Encourage your child to ask the most irritating question
by Kevin Cauley, Pastor
Darlington Presbyterian Church
The apostle Paul encourages fathers to “not provoke your children to anger but bring them up in the discipline and instruction of the Lord” (Ephesians 6:4). This is a great reminder that parents are the primary teacher of our children. Understanding our role as teachers of our children, helps us respond in ways that encourage our children instead of tearing them down. There is a question that can test our resolve to be teachers of our children.
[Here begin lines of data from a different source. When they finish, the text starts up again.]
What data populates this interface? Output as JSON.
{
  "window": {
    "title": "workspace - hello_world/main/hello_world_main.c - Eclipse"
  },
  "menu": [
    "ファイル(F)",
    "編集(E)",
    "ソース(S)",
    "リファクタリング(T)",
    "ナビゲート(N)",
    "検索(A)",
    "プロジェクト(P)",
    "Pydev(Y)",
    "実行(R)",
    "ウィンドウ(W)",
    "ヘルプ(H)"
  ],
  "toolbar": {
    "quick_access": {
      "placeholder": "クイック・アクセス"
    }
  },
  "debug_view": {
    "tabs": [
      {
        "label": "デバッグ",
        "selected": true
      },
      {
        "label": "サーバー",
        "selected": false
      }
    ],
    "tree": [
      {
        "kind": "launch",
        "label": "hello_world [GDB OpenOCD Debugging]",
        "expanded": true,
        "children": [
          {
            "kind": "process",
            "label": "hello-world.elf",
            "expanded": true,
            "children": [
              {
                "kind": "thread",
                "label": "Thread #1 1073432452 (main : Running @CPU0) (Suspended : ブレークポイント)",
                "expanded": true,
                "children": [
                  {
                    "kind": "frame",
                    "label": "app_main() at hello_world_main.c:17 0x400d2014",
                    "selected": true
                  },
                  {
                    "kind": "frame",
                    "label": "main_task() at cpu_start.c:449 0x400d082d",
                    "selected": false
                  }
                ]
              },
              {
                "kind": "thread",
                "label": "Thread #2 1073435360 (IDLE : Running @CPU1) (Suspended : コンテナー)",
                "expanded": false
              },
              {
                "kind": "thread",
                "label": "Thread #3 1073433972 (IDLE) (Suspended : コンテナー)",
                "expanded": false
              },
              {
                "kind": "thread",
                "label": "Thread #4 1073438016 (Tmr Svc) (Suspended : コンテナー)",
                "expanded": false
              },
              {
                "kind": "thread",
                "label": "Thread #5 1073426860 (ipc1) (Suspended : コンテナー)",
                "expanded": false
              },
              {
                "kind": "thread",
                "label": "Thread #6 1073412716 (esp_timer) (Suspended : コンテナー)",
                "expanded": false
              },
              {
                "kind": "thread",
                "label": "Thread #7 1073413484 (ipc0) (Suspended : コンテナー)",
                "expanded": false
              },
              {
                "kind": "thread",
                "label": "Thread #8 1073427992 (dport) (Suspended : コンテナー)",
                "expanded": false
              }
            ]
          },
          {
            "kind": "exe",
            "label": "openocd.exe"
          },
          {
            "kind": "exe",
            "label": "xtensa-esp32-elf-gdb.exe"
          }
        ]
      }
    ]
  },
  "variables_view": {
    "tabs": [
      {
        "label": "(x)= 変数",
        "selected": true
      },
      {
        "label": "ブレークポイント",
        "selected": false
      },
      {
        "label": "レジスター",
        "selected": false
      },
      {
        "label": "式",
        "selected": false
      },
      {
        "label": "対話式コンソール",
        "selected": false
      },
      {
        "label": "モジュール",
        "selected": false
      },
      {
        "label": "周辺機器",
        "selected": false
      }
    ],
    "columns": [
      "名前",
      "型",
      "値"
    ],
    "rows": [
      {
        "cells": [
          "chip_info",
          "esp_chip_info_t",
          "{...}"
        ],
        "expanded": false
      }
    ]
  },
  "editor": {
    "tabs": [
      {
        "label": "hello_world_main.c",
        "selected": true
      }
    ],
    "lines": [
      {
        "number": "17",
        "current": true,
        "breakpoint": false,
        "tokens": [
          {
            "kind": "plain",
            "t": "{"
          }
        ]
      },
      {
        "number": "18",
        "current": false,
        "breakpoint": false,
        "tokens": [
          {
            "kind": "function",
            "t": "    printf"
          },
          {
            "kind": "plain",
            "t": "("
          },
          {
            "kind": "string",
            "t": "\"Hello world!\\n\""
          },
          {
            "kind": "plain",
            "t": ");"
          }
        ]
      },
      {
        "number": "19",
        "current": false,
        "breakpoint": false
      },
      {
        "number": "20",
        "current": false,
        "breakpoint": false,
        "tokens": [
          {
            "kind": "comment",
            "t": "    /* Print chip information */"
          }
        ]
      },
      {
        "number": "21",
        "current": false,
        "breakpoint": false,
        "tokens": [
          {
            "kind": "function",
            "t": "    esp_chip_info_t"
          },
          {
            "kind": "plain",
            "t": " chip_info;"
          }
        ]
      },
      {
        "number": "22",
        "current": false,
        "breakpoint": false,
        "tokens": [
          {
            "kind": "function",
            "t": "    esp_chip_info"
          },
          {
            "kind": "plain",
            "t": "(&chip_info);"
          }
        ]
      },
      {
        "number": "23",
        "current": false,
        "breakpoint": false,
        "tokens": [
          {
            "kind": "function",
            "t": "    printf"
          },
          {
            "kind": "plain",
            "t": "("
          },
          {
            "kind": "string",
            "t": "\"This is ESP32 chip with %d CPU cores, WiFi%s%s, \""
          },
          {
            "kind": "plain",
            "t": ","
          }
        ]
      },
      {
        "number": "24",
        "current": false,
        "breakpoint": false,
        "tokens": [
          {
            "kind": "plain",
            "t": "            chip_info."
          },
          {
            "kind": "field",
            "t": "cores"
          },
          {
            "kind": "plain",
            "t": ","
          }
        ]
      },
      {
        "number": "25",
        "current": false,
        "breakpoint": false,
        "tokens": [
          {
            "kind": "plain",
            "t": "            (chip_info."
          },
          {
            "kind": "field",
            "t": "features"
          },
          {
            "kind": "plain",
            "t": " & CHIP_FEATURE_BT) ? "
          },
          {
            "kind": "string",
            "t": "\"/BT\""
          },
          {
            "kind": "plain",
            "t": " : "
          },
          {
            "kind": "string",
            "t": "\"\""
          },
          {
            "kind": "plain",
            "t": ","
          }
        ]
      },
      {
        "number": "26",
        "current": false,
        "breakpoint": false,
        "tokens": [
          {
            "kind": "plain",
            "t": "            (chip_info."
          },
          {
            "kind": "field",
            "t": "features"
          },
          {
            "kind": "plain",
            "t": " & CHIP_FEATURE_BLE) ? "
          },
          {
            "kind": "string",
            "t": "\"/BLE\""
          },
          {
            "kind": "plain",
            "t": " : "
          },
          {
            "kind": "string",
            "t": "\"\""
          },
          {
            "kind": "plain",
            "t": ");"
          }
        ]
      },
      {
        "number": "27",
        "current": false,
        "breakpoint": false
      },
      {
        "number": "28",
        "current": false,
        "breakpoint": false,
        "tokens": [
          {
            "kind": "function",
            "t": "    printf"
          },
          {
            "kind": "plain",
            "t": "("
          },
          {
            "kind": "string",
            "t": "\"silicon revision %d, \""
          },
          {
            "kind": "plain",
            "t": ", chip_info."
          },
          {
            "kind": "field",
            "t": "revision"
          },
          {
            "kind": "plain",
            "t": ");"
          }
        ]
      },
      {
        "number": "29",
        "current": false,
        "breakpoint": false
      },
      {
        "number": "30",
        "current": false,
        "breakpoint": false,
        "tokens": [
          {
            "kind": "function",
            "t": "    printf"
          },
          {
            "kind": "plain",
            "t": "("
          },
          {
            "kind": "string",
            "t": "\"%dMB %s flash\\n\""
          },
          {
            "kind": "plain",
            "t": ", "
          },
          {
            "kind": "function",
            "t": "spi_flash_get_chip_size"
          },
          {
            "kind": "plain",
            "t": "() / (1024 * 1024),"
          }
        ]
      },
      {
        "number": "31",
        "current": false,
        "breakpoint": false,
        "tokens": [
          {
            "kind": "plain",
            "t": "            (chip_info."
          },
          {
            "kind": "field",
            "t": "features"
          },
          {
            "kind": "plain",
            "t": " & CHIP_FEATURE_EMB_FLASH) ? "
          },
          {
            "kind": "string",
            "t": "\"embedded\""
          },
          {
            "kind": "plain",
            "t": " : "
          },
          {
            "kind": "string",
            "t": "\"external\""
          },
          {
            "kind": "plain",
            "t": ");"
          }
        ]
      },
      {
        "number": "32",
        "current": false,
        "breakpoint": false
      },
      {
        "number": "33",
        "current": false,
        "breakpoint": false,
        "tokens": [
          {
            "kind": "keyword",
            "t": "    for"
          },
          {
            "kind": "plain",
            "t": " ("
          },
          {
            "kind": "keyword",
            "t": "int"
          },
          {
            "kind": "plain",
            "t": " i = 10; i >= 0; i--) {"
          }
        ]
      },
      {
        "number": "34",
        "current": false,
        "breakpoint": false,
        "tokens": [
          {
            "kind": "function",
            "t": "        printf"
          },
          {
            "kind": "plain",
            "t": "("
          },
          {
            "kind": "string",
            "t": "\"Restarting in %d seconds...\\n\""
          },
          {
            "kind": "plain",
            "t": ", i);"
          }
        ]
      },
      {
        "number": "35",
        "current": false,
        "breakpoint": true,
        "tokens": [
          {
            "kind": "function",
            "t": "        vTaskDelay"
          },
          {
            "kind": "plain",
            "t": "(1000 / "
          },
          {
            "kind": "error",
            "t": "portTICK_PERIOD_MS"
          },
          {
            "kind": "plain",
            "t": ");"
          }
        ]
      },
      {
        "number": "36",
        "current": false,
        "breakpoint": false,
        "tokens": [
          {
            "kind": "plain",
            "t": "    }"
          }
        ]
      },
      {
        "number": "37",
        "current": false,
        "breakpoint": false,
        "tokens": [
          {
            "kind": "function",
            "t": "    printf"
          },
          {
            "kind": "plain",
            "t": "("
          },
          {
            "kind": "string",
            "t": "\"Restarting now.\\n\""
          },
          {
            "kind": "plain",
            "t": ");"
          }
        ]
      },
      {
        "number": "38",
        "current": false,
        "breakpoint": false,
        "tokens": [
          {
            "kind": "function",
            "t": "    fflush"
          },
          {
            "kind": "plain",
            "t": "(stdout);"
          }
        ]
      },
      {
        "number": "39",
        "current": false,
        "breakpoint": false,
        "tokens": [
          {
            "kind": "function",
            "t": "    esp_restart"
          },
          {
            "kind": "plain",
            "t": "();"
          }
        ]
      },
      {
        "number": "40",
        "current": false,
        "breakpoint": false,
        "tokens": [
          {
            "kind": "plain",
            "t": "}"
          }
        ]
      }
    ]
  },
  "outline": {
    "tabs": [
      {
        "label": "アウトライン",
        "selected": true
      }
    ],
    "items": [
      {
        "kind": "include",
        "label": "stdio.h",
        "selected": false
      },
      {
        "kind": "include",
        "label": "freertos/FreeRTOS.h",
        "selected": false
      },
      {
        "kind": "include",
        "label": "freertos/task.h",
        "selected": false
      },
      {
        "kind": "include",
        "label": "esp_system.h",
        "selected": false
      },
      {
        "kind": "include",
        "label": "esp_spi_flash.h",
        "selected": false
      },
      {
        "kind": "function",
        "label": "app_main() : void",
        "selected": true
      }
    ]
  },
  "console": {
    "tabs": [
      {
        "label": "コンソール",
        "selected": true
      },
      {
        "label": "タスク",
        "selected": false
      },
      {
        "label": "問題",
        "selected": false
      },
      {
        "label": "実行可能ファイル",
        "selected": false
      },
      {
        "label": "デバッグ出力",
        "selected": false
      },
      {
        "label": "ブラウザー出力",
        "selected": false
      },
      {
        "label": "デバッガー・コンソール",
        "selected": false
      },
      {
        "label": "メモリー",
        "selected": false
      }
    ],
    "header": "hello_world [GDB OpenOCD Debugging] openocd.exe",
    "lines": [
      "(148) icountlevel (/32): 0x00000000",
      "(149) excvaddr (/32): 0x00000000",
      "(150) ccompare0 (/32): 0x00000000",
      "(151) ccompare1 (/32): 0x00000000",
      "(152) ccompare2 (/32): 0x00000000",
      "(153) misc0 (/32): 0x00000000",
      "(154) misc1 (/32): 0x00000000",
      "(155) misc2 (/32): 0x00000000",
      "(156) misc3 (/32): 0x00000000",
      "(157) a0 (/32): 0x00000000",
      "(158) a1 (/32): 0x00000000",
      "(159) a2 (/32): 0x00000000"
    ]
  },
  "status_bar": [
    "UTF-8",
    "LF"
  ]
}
As a kid growing up, I was known for talking a lot. I was also known for asking a lot of questions, and even, the most irritating question of all, “Why?” I remember taking a long road trip asking my mom constantly, “Why?” Questions like, “Why are there so many different states?”, “Why have a speed limit?”, “Why can’t we fly?”, “Why can’t we have ice cream for breakfast?”, “Why did God make the sky so blue and the grass so green?” After a few days of traveling, my mom finally said, “No more questions until we get home!”
As a parent, I understand better her frustrations. I’ve experienced those same frustrations with my children. However, I’ve also learned that our children’s questions are important. Even the most irritating question in the world they ask, “Why?” Actually, encourage your children to ask this question more often!
Why encourage our children to ask this question? First, asking this question encourages our children to be curious about our world. Curiosity is key to being a lifelong student. As a child looks at a bicycle and wonders how it is put together, the child’s understanding of basic mechanics begins. As parents, we might not appreciate what we find when we get home – a disassembled bike. In fact, we might lose our temper. But before we let irritation get the best of us, pause and consider the shared learning opportunity.
Another reason our children need to ask, “Why?”, is to keep our own mind sharp and to strengthen our own faith. When a child asks, “Why do you believe God speaks in the Bible?” Your answer may not only be significant to your child’s faith, but it’s also even more significant to your own faith’s ability to shape your life. It encourages us to be more curious about the Christian faith, and we learn as we seek the answers.
One reason we get irritated with our children asking why is because often we don’t know the answer. It’s okay for our children to know we don’t have all the answers. Instead of irritation, maybe it’s better to say let me think about it so we can figure it out together. If I were to answer the question about the Bible, I’d want to think carefully about how the Bible has impacted my life, what the Bible is, and why the Church has believed God speaks to us in the Bible.
Based on my own experience as a child, I wish I had done this better as a parent. I wish I had savored those “Why” questions and explored the answers with my children. Our world demands that we believe something because some authority tells us. This is dangerous to our society and our families.
If you feel uncomfortable talking with your children about “faith questions”, I encourage you to listen to the Podcast “Worldview Legacy” from the Think Institute. While I don’t always agree, I wish I had had this resource as a young parent. This resource helps me to think through faith questions, and also helps me to know questions children ask. For example, are there dinosaurs in the Bible? What kid doesn’t love talking about dinosaurs? It’s fun for us as adults to consider it as well, and even more fun with our children. Check it out!
Encourage your children to ask the most irritating question in the world, “Why?”